At the same time, the president ought to scale back the social safety nets that have been created for "too-big-to-fail" financial institutions. As Gretchen Morgenson notes in the New York Times, despite the general perception that Dodd-Frank will protect Americans from having to bail out the banks again, the law has actually expanded the number of institutions that can draw upon the Federal Reserve if they get into trouble. To quote Morgenson, "the lucky [financial institutions] got the best of both worlds: access to the Fed's money and no penalty for failure."

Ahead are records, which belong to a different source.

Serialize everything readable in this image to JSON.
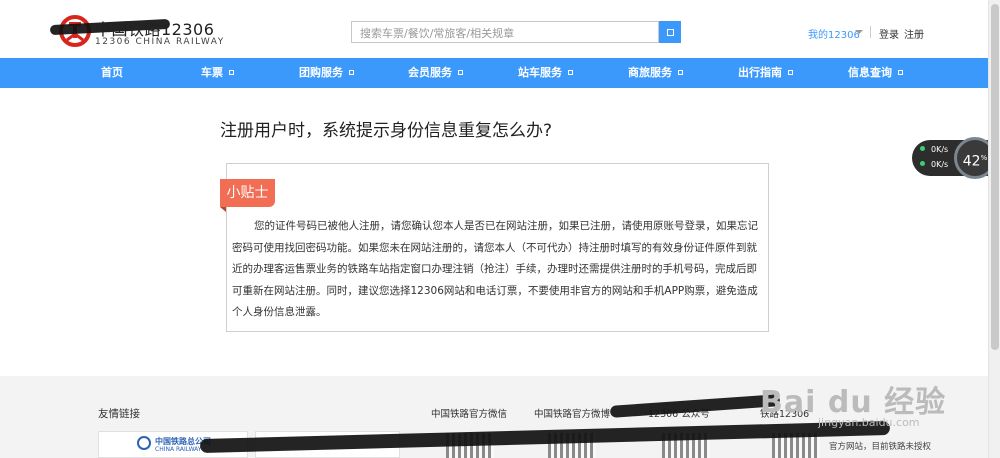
{
  "header": {
    "logo_cn": "中国铁路12306",
    "logo_en": "12306 CHINA RAILWAY",
    "search_placeholder": "搜索车票/餐饮/常旅客/相关规章",
    "my12306": "我的12306",
    "login": "登录",
    "register": "注册"
  },
  "nav": {
    "items": [
      "首页",
      "车票",
      "团购服务",
      "会员服务",
      "站车服务",
      "商旅服务",
      "出行指南",
      "信息查询"
    ]
  },
  "article": {
    "title": "注册用户时，系统提示身份信息重复怎么办?",
    "tip_label": "小贴士",
    "tip_text": "您的证件号码已被他人注册，请您确认您本人是否已在网站注册，如果已注册，请使用原账号登录，如果忘记密码可使用找回密码功能。如果您未在网站注册的，请您本人（不可代办）持注册时填写的有效身份证件原件到就近的办理客运售票业务的铁路车站指定窗口办理注销（抢注）手续，办理时还需提供注册时的手机号码，完成后即可重新在网站注册。同时，建议您选择12306网站和电话订票，不要使用非官方的网站和手机APP购票，避免造成个人身份信息泄露。"
  },
  "widget": {
    "up": "0K/s",
    "down": "0K/s",
    "percent": "42",
    "percent_unit": "%"
  },
  "footer": {
    "links_title": "友情链接",
    "wechat": "中国铁路官方微信",
    "weibo": "中国铁路官方微博",
    "public": "12306 公众号",
    "app": "铁路12306",
    "partner_name": "中国铁路总公司",
    "partner_en": "CHINA RAILWAY",
    "notice": "官方网站，目前铁路未授权"
  },
  "watermark": {
    "text": "Bai du 经验",
    "sub": "jingyan.baidu.com"
  },
  "colors": {
    "nav_bg": "#3b99fc",
    "tip_badge": "#f16e54"
  }
}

Last but not least, Obama should temper his idealism and not preoccupy himself with building his "legacy." To focus on another treaty with Russia to stand down some more nuclear weapons in a vain attempt to get to zero and "inspire" other nations to give up their nukes as well would be to squander his political capital and leave little mark on history. He would be better off focusing on countering the pressure to abandon the Middle East in favor of a foreign policy centered around confronting China in the Far East. The Middle East is still where the hot spots are and framing China as a foe is a grave mistake. China has no global ambitions and is preoccupied with its domestic problems. It should therefore be allowed a greater regional role rather than be subject to an attempt to replay the Cold War and seek to contain it. If the president beefs up the economy and prevents the United States from being dragged into another war -- his legacy will take care of itself.

In contrast, if the economy continues to be sluggish in 2014, after six years of Obama, the narrative of "I need more time" will not play. It could turn 2016 into another 2004-like election which is about the last thing the nation needs.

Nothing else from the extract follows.